There were twelve Carthusian monasteries (called Charterhouses, an anglicised version of Chartreuse the mother house in France) in the British Isles before the Reformation, the first at Witham, dating from 1181. Saint Hugh of Lincoln was its first prior.
These houses were destroyed and the communities disbanded, some monks being martyred, under Henry VIII. The monastery of St. Hughs realised the return of the Order to England in 1873 at the request of the catholic hierarchy. It was built on a large scale in order to accommodate two communities which were expelled from the continent.

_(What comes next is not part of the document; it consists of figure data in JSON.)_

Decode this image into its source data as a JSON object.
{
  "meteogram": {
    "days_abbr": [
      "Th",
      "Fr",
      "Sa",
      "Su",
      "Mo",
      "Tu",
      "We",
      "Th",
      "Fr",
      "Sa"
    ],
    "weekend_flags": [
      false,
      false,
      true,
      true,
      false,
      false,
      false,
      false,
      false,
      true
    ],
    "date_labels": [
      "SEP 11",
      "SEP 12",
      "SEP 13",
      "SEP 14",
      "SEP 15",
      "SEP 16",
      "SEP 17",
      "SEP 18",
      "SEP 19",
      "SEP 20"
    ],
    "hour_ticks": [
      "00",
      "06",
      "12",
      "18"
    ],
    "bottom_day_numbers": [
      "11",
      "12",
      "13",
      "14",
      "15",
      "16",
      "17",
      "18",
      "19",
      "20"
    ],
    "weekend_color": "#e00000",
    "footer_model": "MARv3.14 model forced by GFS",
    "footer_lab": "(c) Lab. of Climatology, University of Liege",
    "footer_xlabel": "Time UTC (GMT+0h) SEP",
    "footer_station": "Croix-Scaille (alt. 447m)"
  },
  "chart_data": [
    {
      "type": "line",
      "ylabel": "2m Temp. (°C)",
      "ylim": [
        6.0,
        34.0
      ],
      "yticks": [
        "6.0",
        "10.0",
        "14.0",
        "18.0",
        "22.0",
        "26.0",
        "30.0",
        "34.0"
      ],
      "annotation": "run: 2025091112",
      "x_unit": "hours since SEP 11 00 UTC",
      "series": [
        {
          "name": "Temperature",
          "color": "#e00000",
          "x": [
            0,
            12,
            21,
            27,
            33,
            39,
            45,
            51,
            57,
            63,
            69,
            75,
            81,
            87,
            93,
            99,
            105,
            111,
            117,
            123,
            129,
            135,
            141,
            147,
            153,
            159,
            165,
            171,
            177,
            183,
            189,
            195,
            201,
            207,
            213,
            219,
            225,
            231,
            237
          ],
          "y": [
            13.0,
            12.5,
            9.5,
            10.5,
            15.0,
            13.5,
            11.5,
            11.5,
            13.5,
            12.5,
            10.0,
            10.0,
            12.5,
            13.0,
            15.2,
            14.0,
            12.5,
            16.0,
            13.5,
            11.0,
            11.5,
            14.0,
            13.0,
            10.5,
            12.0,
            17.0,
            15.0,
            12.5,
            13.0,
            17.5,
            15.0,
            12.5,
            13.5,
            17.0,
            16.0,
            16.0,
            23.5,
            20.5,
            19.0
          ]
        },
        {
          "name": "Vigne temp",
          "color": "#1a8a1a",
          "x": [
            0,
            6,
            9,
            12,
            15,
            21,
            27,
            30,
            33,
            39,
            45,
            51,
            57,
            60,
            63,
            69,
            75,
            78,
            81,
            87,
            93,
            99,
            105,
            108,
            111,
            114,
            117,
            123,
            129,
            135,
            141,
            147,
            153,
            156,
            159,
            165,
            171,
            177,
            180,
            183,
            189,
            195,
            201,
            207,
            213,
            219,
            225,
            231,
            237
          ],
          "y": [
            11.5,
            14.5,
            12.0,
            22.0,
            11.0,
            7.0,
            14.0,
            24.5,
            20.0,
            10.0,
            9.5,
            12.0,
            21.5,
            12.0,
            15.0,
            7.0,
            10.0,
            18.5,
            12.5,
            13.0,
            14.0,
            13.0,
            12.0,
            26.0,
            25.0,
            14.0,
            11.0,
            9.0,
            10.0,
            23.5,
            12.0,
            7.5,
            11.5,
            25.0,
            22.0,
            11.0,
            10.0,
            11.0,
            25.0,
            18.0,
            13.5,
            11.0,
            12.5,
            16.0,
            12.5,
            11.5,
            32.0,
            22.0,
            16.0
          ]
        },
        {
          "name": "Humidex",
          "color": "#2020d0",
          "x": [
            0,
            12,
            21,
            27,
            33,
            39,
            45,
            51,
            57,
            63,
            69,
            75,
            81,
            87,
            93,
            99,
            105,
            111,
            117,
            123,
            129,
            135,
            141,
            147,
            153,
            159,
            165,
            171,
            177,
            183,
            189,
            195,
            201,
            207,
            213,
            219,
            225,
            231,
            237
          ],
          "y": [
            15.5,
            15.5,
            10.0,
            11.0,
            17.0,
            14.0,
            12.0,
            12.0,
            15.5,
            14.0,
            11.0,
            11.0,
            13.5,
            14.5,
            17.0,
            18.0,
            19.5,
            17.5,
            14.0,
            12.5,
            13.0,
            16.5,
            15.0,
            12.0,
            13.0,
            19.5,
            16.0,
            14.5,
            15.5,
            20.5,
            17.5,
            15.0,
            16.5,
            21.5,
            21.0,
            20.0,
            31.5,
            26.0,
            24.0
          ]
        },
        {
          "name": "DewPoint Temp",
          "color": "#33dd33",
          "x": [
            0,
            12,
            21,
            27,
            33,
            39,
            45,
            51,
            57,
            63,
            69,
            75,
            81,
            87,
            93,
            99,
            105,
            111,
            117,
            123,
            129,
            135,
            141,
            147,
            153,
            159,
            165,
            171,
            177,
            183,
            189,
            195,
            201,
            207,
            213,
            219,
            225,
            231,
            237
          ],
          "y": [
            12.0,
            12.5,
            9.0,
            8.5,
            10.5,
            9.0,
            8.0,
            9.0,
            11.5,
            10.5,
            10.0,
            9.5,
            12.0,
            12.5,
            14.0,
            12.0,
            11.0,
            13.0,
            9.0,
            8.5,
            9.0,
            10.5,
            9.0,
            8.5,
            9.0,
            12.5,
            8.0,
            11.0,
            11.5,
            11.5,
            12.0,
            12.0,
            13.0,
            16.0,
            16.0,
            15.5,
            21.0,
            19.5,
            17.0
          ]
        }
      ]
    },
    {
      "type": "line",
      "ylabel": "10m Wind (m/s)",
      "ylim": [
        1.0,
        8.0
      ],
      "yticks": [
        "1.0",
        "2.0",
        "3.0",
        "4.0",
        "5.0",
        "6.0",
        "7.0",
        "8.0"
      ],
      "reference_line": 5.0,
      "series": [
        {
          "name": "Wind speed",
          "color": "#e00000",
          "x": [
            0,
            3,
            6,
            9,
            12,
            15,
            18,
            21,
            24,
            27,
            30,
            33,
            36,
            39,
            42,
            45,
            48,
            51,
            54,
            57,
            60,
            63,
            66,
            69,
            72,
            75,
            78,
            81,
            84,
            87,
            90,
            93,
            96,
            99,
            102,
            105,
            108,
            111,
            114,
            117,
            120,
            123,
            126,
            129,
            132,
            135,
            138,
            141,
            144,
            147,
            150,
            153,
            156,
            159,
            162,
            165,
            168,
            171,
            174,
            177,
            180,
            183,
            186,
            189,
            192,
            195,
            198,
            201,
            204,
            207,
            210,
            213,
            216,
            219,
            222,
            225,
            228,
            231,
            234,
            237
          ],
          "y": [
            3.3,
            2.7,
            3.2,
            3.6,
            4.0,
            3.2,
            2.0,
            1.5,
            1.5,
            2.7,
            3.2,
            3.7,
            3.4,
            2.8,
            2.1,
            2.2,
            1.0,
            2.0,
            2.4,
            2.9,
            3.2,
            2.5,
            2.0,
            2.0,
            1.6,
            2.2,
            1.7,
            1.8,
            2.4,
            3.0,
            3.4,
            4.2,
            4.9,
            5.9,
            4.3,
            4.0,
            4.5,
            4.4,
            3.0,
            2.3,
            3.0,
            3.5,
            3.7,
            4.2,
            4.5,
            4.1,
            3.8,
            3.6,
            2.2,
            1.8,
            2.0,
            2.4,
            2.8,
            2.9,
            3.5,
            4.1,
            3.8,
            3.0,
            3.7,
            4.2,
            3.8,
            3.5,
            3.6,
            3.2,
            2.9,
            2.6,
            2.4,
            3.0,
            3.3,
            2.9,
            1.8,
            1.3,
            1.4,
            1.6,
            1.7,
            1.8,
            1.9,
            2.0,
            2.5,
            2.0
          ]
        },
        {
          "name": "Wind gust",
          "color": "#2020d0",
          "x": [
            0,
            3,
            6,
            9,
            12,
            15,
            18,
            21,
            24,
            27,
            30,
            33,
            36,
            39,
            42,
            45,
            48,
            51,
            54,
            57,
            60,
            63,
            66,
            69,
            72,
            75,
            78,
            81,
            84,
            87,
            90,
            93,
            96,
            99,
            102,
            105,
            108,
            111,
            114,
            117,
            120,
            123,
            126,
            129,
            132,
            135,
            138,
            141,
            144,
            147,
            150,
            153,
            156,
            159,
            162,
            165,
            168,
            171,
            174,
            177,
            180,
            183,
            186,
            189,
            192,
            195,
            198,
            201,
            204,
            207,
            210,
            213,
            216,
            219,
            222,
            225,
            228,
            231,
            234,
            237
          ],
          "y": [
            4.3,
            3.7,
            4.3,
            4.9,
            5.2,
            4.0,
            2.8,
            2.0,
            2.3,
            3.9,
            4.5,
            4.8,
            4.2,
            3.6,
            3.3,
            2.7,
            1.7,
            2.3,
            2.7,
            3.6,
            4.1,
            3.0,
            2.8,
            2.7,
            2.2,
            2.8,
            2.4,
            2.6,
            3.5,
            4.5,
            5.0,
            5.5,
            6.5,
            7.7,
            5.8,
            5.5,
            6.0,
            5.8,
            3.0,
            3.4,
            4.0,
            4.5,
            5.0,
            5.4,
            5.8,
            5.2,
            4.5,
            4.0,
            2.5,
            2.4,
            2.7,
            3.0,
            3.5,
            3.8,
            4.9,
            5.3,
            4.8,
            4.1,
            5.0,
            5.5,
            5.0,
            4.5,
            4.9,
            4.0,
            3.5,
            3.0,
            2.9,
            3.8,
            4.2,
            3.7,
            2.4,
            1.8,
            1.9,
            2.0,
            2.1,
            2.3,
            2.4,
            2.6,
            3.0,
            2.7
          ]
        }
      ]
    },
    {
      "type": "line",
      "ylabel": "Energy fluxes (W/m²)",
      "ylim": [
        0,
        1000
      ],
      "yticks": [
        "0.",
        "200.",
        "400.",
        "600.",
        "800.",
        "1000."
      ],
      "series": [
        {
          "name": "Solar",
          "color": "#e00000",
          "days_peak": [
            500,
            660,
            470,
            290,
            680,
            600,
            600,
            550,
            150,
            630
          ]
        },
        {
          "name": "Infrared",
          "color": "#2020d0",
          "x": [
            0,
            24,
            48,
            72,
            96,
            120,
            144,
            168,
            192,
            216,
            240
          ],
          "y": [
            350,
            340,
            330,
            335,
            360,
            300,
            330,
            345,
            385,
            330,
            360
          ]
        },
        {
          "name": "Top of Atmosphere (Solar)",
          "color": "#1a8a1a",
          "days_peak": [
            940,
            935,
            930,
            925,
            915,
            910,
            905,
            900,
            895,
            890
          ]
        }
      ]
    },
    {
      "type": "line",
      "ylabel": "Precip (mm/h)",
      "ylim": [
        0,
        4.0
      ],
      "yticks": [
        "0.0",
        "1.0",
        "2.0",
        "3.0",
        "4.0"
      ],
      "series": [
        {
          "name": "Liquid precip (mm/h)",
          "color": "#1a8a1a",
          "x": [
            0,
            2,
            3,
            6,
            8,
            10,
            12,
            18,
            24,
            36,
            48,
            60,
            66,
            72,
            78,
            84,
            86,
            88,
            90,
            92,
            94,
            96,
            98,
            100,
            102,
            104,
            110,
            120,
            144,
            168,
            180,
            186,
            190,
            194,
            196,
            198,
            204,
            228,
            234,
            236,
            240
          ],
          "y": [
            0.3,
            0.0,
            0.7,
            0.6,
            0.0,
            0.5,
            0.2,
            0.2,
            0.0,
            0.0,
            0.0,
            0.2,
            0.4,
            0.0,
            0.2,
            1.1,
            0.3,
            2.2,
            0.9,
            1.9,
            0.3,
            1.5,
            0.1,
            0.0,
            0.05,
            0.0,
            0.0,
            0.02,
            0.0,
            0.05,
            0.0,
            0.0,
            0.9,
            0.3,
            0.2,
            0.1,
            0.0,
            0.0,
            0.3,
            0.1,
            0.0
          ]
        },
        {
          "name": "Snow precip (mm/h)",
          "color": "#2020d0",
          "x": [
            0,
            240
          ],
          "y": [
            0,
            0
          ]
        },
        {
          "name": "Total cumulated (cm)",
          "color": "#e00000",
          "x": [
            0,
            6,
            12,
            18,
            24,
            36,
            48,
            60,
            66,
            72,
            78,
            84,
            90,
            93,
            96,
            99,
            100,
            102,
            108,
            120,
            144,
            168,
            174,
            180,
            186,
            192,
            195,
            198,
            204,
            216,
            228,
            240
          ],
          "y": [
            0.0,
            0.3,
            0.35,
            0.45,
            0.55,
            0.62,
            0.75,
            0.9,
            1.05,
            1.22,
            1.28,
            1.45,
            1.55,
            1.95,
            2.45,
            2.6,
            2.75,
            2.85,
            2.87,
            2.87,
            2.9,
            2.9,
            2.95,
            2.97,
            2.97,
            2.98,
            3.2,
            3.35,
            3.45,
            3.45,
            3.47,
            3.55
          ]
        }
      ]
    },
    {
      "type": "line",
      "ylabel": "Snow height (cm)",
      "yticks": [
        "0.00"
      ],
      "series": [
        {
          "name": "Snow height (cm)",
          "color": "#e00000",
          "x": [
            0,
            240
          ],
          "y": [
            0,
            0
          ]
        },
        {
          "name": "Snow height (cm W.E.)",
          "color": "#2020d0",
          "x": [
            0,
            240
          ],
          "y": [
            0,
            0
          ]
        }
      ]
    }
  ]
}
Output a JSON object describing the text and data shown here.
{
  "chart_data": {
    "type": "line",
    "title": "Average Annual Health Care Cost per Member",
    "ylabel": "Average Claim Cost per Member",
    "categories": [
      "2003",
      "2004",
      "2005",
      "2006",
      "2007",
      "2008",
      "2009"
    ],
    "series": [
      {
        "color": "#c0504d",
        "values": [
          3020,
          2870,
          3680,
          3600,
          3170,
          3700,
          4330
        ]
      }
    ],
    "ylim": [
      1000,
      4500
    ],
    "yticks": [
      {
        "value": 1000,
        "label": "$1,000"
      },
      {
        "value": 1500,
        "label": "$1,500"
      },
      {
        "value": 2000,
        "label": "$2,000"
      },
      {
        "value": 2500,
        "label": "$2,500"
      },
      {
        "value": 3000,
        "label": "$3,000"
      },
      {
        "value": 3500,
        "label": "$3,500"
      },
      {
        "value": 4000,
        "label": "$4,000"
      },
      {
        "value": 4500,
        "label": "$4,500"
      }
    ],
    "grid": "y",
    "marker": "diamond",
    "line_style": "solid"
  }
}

The buildings reproduce the invariable shape of a Charterhouse. It is built to visibly express and practically favour the living of a spiritual ideal, the radical following of Christ. Solitude is assured by the individual hermitages and the surrounding enclosure walls; community life, through the linking of the hermitages to the church and other conventual buildings by the cloister. The soaring tower surmounted by a cross proclaims the upward elevation of the ensemble through Jesus Christ towards God.
Stands the Cross, still point of the turning world. (Carthusian motto)
The community is composed of cloister monks who live a greater solitude and Brothers (converse and donates) who have the same contemplative ideal, while assuming the material tasks of the House. All share in the same liturgical prayer and the solitude of the monastery.